Remarks to ICAN Nuclear Ban Forum session "The Ban is the Plan and this is Why"

[CHECK AGAINST DELIVERY]

Nga mihi ki a koutou.

Let me start by acknowledging the nuclear survivors, the people who lost their lives to nuclear war or testing, and all the peoples driven off their lands by nuclear testing, whose lands and waters were poisoned, and who suffer the inter-generational health effects of radiation exposure.

I also want to recognise all those in the hall today who got us this far: the activists, the diplomats, the thinkers, the organisers. Thank you.

I am honoured to be the only politician on this civil society platform today. Perhaps it’s appropriate. New Zealand is about the size of a mid-sized NGO. But we have credentials. We banned the bomb back in 1987 passing a law that made the country nuclear-free, propelled by national outrage at the testing of nuclear weapons in the Pacific.

The occasion of the first Meeting of States Parties of the nuclear ban treaty is a moment to celebrate.

They said it couldn’t be done. They said we were being emotional. Naïve. Unrealistic. They said we’d make the nuclear weapon states angry and less inclined to disarm.

But we did it – an extraordinary coalition of campaigners and diplomats created this beautiful thing called the Treaty on the Prohibition of Nuclear Weapons. Give yourselves a hand.

The Nuclear Weapon States and their allies say a ban treaty without the countries whose nuclear weapons the treaty bans won’t achieve anything. Notwithstanding the obvious circularity of their logic – no, you cannot join our treaty unless you get rid of your nuclear weapons – there is a clear and compelling pathway to abolition.

It started with the gavel coming down in a conference room the UN building on 7 July 2017.

The TPNW came into force in January 2021.

It now has 89 parties and signatories.

Imagine, say, 150 parties.

Imagine, and it’s not hard, the growing stigmatisation of nuclear weapons, with pension funds deserting the nuclear arms manufacturers.

It is not a big step to imagine the increasing isolation of the nuclear weapons states and their allies on this issue.

And then in democracies as new governments are voted in and new leaders respond to public pressure and opt for nuclear abolition, and in undemocratic systems regimes change over time.

That is our future. We will have demonstrated global support and a critical mass of political will – the condition for multilateral nuclear disarmament.

So how should we move forward?

First, by putting in the hard work on positive obligations, verification, risk reduction and through continued dialogue with the nuclear weapon states and the nuclear alliance partners. It is heartening to see Norway, Germany, Sweden, Finland, Switzerland, Australia, Belgium and the Netherlands attending MSP1 as observers.

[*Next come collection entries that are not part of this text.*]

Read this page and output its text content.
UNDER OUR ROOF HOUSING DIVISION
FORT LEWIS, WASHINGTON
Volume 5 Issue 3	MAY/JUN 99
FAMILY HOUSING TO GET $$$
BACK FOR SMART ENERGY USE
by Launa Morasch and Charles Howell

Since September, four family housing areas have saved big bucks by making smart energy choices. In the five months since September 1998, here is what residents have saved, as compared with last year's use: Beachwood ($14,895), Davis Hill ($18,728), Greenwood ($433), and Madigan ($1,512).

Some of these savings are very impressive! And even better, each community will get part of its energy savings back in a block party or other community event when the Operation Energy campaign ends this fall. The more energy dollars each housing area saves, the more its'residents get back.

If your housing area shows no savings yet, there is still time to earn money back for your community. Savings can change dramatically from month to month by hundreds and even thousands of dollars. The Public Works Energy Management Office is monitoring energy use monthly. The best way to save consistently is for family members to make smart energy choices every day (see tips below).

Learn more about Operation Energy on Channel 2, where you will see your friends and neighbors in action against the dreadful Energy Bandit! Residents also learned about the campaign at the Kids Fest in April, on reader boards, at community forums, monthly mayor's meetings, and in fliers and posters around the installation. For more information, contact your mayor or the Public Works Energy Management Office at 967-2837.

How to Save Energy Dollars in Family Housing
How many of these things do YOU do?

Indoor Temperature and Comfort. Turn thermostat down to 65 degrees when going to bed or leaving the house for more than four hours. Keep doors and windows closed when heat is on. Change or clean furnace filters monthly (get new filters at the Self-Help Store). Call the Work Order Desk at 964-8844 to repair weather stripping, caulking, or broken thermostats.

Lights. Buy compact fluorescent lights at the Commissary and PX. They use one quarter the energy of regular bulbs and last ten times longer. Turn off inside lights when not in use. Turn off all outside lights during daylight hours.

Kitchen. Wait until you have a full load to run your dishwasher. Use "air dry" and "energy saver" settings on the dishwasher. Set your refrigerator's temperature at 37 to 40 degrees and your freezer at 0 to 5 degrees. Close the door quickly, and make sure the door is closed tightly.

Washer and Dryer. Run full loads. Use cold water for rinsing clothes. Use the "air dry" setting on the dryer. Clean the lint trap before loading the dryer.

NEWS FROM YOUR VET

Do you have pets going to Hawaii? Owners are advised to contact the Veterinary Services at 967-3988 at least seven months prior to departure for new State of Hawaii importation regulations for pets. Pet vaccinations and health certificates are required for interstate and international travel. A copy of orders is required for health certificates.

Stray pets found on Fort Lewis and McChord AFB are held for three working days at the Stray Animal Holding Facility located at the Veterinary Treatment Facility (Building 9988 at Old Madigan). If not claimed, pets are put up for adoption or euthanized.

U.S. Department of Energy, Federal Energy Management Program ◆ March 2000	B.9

As a government, that is why we are committed to continuing to work within the NPT on disarmament.

But as a movement, our main job is political. It is without borders, winning the argument and mobilising people and governments behind the Ban Treaty.

In doing so, we draw inspiration from the proven success of diplomats and campaigners, governments and social movements working together. It’s a winning formula.

Second, we must reassure ourselves of the powerful simplicity of the idea of nuclear abolition. Consider the alternative: that you can achieve peace and security by threatening the mutually assured mass incineration of whole populations. There is a reason the opinion polls say the nuclear ban is more popular.

Third, take action. Find symbolic ways to confront this evil. Kiwis still remember with pride that our Prime Minister Norman Kirk in 1974 sent a navy frigate with a cabinet minister on board to protest at the French testing zone in Moruroa.

Fourth, take heart from the fact not only are we making the world a safer place, the campaign for the TPNW and the successful disarmament campaigns of the last 30 years have started something. It is a reclaiming of the multilateral system.

The success of the TPNW is a rejection of the idea the Nuclear Weapons States should dictate the terms by which the multilateral system deals or fails to deal with the threat of nuclear weapons.

In creating this ban treaty, mobilising governments and public opinion to build a majority for change, our movement has built a reason to hope.

Now, let’s take it to the next level.